Liberalism ... has such a central guiding principle - respect for the freedom of the individual, his dignity and his autonomy; his right ... to be the architect of his own life...

Every one of those reforms extended the bounds of human freedom, gave individual men and women greater autonomy ...

Liberals believe there to be a "sovereign idea," a "paramount public value," a "core value" (rather than competing values) - and this is the "freedom of the individual to be autonomous," i.e. the freedom to self-determine.

If you really believed this - if you thought that the paramount value is the right to self-determine - then you would want to decide on your own terms what you would do. Compromise would mean violating this sovereign idea, as it would mean no longer deciding entirely on your own terms.
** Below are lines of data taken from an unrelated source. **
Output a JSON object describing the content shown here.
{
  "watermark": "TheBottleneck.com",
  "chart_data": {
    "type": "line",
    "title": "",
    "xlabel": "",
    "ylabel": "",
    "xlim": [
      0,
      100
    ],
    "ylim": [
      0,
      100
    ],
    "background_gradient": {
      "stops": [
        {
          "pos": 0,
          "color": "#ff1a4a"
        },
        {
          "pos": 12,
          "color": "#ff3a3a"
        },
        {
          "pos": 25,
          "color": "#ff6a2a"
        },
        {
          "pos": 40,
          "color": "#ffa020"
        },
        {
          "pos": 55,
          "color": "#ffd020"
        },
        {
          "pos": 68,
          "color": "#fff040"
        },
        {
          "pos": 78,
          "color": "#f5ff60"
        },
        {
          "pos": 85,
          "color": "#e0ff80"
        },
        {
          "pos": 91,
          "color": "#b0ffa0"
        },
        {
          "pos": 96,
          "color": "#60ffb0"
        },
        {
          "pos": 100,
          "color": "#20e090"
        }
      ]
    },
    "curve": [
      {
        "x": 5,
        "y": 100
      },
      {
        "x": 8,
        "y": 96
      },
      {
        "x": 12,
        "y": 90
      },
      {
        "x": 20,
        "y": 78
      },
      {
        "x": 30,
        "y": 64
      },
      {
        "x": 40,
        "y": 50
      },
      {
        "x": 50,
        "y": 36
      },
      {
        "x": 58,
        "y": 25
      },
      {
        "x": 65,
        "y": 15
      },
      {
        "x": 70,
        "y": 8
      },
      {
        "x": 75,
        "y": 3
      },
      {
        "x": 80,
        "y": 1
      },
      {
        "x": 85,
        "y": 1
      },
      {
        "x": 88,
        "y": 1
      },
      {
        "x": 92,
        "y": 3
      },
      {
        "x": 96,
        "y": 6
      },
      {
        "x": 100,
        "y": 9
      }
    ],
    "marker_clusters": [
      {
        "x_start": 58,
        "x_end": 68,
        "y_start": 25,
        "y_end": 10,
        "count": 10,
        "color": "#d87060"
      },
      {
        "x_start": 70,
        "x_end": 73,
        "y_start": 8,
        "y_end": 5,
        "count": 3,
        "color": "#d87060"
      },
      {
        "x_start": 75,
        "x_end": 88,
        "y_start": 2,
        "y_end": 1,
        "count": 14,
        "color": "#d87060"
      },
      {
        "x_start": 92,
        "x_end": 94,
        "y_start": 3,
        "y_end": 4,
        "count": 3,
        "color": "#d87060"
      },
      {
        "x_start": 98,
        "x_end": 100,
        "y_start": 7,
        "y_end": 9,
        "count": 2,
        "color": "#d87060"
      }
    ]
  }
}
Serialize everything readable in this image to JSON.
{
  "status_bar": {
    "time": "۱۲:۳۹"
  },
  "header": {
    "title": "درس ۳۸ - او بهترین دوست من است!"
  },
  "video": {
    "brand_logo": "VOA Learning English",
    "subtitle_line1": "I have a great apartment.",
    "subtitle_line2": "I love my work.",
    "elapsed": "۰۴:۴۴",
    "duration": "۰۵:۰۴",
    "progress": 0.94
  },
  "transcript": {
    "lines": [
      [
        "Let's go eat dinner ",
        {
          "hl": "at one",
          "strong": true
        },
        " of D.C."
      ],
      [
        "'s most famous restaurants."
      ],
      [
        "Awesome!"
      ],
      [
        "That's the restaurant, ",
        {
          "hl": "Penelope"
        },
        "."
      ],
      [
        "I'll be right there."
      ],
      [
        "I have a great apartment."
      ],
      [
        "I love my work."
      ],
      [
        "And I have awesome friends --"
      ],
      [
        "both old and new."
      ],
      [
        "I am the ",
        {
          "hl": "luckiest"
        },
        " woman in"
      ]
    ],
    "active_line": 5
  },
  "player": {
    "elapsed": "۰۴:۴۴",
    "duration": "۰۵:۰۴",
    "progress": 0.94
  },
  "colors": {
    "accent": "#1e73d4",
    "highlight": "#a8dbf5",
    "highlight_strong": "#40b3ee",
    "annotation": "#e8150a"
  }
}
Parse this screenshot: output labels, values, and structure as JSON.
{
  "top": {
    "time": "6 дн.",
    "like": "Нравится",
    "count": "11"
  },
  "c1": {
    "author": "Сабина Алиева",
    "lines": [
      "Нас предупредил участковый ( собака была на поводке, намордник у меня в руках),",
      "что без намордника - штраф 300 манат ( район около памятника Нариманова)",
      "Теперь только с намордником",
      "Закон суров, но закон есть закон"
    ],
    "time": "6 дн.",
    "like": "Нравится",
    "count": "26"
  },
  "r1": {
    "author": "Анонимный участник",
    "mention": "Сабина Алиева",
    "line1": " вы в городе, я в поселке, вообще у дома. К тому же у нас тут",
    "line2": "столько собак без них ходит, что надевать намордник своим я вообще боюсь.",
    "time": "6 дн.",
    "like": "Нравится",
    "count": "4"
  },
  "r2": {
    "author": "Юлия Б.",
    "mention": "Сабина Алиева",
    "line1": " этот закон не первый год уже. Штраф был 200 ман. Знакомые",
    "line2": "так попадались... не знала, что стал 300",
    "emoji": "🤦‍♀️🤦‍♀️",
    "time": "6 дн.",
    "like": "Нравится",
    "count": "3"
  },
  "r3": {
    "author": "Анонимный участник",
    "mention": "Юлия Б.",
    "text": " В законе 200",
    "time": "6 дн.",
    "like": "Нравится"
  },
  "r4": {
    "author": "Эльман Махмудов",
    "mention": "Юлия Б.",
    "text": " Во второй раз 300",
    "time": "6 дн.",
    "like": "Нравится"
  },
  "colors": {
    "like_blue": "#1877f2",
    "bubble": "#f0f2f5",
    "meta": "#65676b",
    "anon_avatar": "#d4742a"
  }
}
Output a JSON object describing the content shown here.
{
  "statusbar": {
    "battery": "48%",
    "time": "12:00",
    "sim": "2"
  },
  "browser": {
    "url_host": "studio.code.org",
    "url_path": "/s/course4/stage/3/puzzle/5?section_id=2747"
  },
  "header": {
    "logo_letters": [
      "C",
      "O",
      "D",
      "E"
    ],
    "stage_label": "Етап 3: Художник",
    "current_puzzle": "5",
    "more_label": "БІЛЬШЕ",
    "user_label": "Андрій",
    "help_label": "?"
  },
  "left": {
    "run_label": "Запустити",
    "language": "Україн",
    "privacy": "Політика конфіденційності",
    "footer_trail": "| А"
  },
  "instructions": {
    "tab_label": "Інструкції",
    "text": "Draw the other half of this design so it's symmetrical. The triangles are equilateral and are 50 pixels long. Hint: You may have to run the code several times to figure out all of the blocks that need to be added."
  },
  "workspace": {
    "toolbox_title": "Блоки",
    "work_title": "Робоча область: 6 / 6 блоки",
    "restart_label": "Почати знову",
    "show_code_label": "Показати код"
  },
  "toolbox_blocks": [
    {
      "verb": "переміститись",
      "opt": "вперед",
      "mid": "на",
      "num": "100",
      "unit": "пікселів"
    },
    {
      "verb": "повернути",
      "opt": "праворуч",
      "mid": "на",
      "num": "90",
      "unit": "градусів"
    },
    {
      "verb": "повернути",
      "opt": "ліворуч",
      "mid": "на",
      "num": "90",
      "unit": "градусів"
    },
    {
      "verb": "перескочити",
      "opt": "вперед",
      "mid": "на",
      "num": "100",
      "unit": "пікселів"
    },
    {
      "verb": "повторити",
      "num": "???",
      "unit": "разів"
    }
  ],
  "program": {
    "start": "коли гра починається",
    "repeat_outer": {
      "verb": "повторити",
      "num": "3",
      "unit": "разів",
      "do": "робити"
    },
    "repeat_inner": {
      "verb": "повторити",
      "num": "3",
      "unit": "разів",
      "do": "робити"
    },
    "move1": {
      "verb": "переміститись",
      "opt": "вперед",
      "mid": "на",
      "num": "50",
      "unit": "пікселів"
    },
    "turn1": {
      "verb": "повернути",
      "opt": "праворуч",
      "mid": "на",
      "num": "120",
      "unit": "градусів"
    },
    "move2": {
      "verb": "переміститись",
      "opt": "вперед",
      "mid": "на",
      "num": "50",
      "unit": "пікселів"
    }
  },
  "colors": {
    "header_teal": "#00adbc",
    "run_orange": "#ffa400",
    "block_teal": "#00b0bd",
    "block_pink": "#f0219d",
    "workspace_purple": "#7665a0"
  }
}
So feminists who take the liberal idea seriously aren't going to be good at compromising. They look at a woman's wishes and desires as fundamental, so much so that the husband is simply duty bound to respect them. There's little interest in how this might realistically play out in a marriage, as they see it as a question of basic rights. If it makes life difficult for the husband, then too bad. The husband simply has to acquiesce or he is, in terms of the theory, a bad person.

Women who aren't as ideologically committed to liberal modernism, and who think in terms of other goods, such as the value of their marriage, are much more likely to accept the compromises which make a marriage work.